No dia 1º de agosto de 2012, Geddel envia uma mensagem a Cunha informando que um conselho deliberativo da CEF iria aprovar um pedido de liberação de crédito para a Marfrig.
“Voto Mafrig aprovado hoje em eletrônica (sic)”, disse Geddel. O então vice-presidente da CEF manda outra mensagem alertando Cunha. “Esta em votacao eletrônica no CD [Conselho Deliberativo] duas operações da Marfrig [...] pareceres sem impedimento. Opiniao de voto favorável. Já foi,Agora ´c vc”, diz Geddel. Cunha responde: “Ok”.
Ainda de acordo com o pedido da PF, a informação dada por Geddel de que a liberação do crédito à Marfrig havia sido aprovada coincide com a data em que a empresa depositou R$ 469 mil na conta bancária da Viscaya Holding, empresa de Lúcio Funaro.
A PF sustenta que os “diálogos não deixam dúvidas” de que Geddel e Cunha “buscavam contrapartidas indevidas junto às diversas empresas mencionadas” e que os valores pelas intermediações eram recebidos por meio de empresas de Lúcio Funaro. A PF diz ainda que é preciso aprofundar as investigações para descobrir se esses recursos eram usados para abastecer o PMDB.
Outro lado
Por meio de nota, um dos advogados de Cunha, Pedro Ivo Velloso, informou que a defesa do ex-deputado "não teve acesso até o momento à investigação, mas, desde já, rechaça veementemente as suspeitas divulgadas”.

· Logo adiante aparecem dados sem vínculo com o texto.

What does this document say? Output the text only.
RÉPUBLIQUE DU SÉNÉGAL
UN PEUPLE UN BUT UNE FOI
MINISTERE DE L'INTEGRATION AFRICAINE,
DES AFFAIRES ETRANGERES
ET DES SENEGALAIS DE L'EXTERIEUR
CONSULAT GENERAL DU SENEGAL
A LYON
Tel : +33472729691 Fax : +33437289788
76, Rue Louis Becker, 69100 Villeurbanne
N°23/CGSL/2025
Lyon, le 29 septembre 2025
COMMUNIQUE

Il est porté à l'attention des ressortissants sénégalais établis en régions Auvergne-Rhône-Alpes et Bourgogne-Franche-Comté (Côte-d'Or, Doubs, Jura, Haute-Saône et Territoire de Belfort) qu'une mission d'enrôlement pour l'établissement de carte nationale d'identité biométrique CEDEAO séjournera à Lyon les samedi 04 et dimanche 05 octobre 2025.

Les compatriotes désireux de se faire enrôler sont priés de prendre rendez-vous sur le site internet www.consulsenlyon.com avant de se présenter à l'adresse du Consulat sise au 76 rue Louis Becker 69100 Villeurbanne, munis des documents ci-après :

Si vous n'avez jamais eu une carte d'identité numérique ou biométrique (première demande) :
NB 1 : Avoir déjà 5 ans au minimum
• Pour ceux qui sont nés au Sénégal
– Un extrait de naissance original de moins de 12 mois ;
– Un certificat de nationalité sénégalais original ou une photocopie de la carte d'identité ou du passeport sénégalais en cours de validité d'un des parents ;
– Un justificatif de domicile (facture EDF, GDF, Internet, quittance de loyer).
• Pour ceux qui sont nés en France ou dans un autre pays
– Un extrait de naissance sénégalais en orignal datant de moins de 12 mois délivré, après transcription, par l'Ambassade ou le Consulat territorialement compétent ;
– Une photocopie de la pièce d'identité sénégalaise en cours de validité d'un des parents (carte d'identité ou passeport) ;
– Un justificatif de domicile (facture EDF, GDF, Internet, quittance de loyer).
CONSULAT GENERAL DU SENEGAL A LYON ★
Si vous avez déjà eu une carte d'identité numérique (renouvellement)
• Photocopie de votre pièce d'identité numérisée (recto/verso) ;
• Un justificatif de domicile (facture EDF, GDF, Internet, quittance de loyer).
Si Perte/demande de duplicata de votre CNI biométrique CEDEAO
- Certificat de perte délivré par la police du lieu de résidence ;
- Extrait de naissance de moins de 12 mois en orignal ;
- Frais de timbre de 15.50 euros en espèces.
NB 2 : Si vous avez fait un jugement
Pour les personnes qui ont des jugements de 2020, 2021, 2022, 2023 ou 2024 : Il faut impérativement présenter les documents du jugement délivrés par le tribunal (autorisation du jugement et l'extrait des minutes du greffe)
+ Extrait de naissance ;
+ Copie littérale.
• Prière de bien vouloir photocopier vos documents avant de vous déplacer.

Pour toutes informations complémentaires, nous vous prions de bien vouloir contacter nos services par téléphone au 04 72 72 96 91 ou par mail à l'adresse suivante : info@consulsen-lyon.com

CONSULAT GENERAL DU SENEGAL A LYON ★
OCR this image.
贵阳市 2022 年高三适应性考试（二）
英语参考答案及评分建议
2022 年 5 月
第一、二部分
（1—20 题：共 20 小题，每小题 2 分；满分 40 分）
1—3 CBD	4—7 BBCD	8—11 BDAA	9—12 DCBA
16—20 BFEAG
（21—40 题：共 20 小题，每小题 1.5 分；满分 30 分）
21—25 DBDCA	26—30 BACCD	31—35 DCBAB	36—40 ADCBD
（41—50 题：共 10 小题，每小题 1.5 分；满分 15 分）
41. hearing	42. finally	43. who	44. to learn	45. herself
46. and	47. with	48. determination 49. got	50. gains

A defesa de Geddel afirmou, por meio de nota, que a "operação decorre de ilações e meras suposições". O advogado Gamil Föppel diz, no texto, que a investigação "não aponta concretamente qualquer valor que tivesse recebido" pelo ex-ministro. A defesa também nega que Geddel tenha cometido "atos de corrupção ou lavagem de dinheiro".
A CEF, por sua vez, disse, em nota, que o “banco está em contato permanente com as autoridades, prestando irrestrita colaboração com as investigações, procedimento que continuará sendo adotado".
A empresa Oeste Sul Empreendimentos Imobiliários disse, por meio de sua assessoria de imprensa, que “não recebeu notificação oficial sobre o assunto, mas está à disposição para qualquer esclarecimento".
A BR Vias, também por meio de sua assessoria, disse reafirmar que “que segue colaborando com as autoridades para o total esclarecimento dos fatos".
A JBS enviou nota dizendo que a empresa “não foi alvo da operação Cui Bono? realizada hoje pela Polícia Federal e não foi notificada sobre a decisão judicial referente a essa operação”. A JBS disse que “pauta suas relações na ética e profissionalismo e tem convicção da regularidade das suas práticas”.
Em uma nota específica sobre a Marfrig, o grupo disse que “as operações com tal instituição financeira [CEF] sempre foram feitas em condições de mercado, com custos equivalentes aos dos bancos privados, com garantias reais e sem qualquer tipo de privilégio”.
A J&F Investimentos, por sua vez, disse que todas as relações entre as empresas que fazem parte do conglomerado com a CEF “são feitas sempre de forma profissional e na mesma forma de concorrência e tratamento com instituições privadas”.